By Udeme Akpan & Bestman Michael
The Organisation of Petroleum Exporting Countries, OPEC, and non-OPEC Ministers, popularly known as OPEC+, Sunday, increased the output of countries involved in the Declaration of Cooperation, DoC, including Nigeria.
The decision, which has authorized the nation to produce 1.829 million barrels per day, mb/d from 2022, was taken at the just-concluded 19th OPEC and non-OPEC Ministerial Meeting (ONOMM), held via videoconference, as a strategy to achieving stability in the global market.
Previous output cut OPEC+ had in 2020 cut output by 10 million barrels per day, mb/d in order to remove huge stocks from the volatile market, which became a reality following the outbreak of the Coronavirus pandemic, characterized by lockdown, low demand and equally low oil prices.

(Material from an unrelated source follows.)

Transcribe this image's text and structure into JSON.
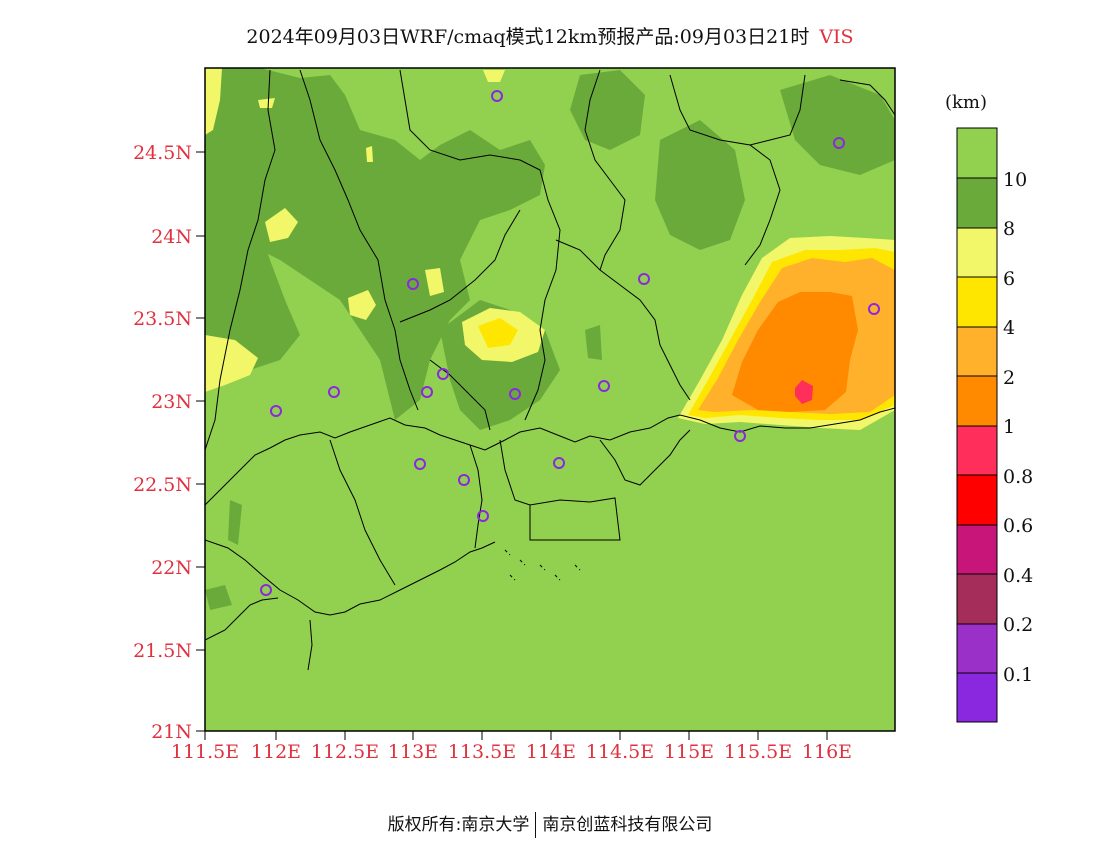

Market fundamentalsBut after some months of an output cut, OPEC+ declared that, “the Meeting noted the ongoing strengthening of market fundamentals, with oil demand showing clear signs of improvement and OECD stocks falling, as the economic recovery continued in most parts of the world with the help of accelerating vaccination programmes.
“The Meeting welcomed the positive performance of Participating Countries in the Declaration of Cooperation (DoC).
“Overall conformity to the production adjustments was 113 per cent in June (including Mexico), reinforcing the trend of high conformity by Participating Countries.” New decisions.
It also stated: “In view of current oil market fundamentals and the consensus on its outlook, the Meeting resolved to reaffirm the Framework of the Declaration of Cooperation, signed on 10 December 2016 and further endorsed in subsequent meetings, including on 12 April 2020.
“Extend the decision of the 10th OPEC and non-OPEC Ministerial Meeting (April 2020) until the 31st of December 2022.
“Adjust upward their overall production by 0.4 mb/d on a monthly basis starting August 2021 until phasing out the 5.8 mb/d production adjustment, and in December 2021 assess market developments and Participating Countries’ performance.
“Continue to adhere to the mechanism to hold monthly OPEC and non-OPEC Ministerial Meetings for the entire duration of the Declaration of Cooperation, to assess market conditions and decide on production level adjustments for the following month, endeavouring to end production adjustments by the end of September 2022, subject to market conditions.
“Adjust, effective 1st of May 2022, the baseline for the calculations of the production adjustments.
“Reiterate the critical importance of adhering to full conformity and taking advantage of the extension of the compensation period until the end of September 2021.”
Consequently, Nigeria is expected to produce 1.829 mb/d, excluding condensate, indicating an increase of 30.6 per cent, against its current 1.4 mb/d output.
The output of other countries, including OPEC and non-OPEC, would also witness a significant increase during the period.
However, in a telephone interview with Energy Vanguard, Prof. Omowumi Iledare, Ghana National Petroleum Corporation (GNPC) Professorial Chair in Oil and Gas Economics and Management, Institute for Oil and Gas Studies, University of Cape Coast, Ghana, said: “Nigeria has always has enjoyed the goodwill of OPEC. For years, the production quota allocation to Nigeria has always been generous, judging from shares of proved reserves and capacity.
“1.8 mb/d is close to the expected production in the 2022 budget. If interpreted correctly, the host community development provisions in the Petroleum Industry Bill, PIB, would help to meet up the quota.
“Similarly, a Port Harcourt-based energy analyst, Dr Bala Zaka, said: “OPEC+ had slashed the output of oil producers stabilize the market when the impact of the Coronavirus pandemic led to low demand.
“Now that the market has shown strong or positive fundamentals, it makes sense to open the tap gradually.”
Meanwhile, the price of Bonny Light, Nigeria’s premium oil grade, which had previously risen to over $75, hovered at $74.16 per barrel on July 19, 2021.
This showed over $34 in excess of the $40 per barrel benchmark of Nigeria’s 2021 budget, which was also benchmarked on 1.8 mb/d, including condensate.
Nevertheless, in its July 2021 Monthly Oil Market Report, obtained by Energy Vanguard, OPEC expects the market to remain stable in the coming months.
Specifically, the organization, stated: “The 1Q21 was revised lower, amid slower than anticipated demand in the Organisation for Economic Co-operation and Development, OECD, consuming countries.
“This was counterbalanced by better-than-expected data from OECD Americas in 2Q21, which is now projected to last through the 3Q21. Solid expectations exist for global economic growth in 2022.
“These include improved containment of COVID-19, particularly in emerging and developing countries, which are forecast to spur oil demand to reach pre-pandemic levels in 2022.”